Arman Khoubani, Jan-Bert Flor and I will present our numerical work on instabilities in vertical convection in a 2D rectangular cavity at the workshop Convection naturelle : aspects fondamentaux et applications .
My slides are available here .
We plan to divide the presentation in two short talks:
Prandtl and aspect ratio effects in vertical convection in a 2D rectangular cavity ¶
Abstract ¶
In this presentation we consider numerical stability results on the motion that is induced by the heating and cooling of two opposed vertical boundaries of a rectangular cavity. In particular the linear stability of the steady two-dimensional flow reached at Rayleigh numbers of O( \(10^8\) ) is considered [1]. This flow consists of two plume motions near the boundaries and a linear stable temperature stratification in the interior. As a function of the Prandtl number, \(Pr\) , and the height-to-width aspect ratio of the domain, \(A\) , the base flow of each case is computed and linear simulations are used to obtain the properties of the leading linear mode of the instability.
The flow regimes show a rich variation with Prandtl number and aspect ratio. These regimes depend on whether the plumes generate a circulation in the entire cavity, detach from the horizontal boundaries or the corner regions, and further on whether the oscillation frequency of the instability is slower (or faster) than the buoyancy frequency of the stratification in the interior, and allows for the presence of internal waves (or not), Accordingly, the regime is called slow or fast, respectively. Internal wave allow for the coupling between the top and bottom plumes, and their absence implies asymmetry in part of the regimes.
Six essentially different flow regimes are found in the range of \(0.1 \leq Pr \leq 4\) and \(0.5 \leq A \leq 2\) . For small \(Pr \leq 0.4 \) the plume thickness is large and the base flow is driven by a large circulation in the entire cavity. The aspect ratio has an effect on the cell patterns, the plume detachment, and the oscillation frequency of the instability, which is slow for wide cavities and fast for tall cavities. For large \(Pr \geq 0.7\) the wall plumes are thin and the instability is driven by the motion at the wall and the detached plume. A transition between these regimes is marked by a dramatic change in oscillation frequency at \(Pr = 0.55\) .
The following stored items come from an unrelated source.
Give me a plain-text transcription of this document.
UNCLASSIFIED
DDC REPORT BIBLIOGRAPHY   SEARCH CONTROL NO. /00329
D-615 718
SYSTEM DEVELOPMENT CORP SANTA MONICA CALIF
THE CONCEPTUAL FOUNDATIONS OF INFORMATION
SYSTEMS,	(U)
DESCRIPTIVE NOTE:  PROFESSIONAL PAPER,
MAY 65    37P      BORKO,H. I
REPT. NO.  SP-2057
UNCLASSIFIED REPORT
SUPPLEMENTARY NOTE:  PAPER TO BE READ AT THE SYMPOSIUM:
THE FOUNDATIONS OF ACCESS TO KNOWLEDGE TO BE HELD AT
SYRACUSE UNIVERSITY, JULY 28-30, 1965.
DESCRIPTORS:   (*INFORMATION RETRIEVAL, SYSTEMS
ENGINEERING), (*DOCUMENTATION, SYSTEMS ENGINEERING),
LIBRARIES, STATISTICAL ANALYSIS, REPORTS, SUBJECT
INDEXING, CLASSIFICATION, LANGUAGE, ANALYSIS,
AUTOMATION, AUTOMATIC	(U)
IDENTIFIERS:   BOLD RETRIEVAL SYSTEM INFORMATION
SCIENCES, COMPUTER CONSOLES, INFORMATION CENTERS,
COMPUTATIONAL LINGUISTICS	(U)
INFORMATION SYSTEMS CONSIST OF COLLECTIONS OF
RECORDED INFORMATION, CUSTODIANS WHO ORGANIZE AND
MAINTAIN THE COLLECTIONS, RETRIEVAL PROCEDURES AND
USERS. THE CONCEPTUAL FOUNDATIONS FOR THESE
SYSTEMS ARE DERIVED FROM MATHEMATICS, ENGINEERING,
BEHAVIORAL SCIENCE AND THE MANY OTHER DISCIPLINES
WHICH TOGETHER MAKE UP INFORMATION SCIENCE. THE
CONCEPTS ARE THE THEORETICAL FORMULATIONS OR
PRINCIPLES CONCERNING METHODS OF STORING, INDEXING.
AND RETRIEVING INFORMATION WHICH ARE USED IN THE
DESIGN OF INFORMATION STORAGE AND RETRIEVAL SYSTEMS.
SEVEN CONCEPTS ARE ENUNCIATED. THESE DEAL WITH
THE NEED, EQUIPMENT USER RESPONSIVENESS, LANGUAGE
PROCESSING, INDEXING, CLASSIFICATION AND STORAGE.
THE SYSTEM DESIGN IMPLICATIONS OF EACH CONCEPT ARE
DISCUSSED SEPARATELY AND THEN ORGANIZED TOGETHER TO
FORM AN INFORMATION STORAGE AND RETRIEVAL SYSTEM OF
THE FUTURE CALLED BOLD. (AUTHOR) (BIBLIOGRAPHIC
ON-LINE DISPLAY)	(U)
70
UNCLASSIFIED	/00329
Numerical simulations of natural convection flows with Snek5000 and Fluidsimfoam ¶
Authors ¶
Pierre Augier, Ashwin Vishnu Mohanan, Arman Khoubani, Pooria Danaeifar and Jan-Bert Flor
Abstract ¶
We will present two twin projects, Snek5000 and Fluidsimfoam, designed to improve the user experience of the very popular CFD codes Nek5000 and OpenFOAM, respectively. These packages builds upon the functionality of Nek5000 and OpenFOAM by providing a user-friendly interface for launching and restarting simulations, loading simulation data, and generating figures and movies. Snek5000 and Fluidsimfoam are based on the CFD framework FluidSim, which introduces the concept of “FluidSim solvers”. A FluidSim solver consists of few files describing a set of potential and similar simulations. A concrete simulation can be created and run via a simple and generic Python API. We will show how these tools can be used to study different types of natural convection problems. We will see how Snek5000 helped us greatly for a recent study on linear instabilities in vertical convection.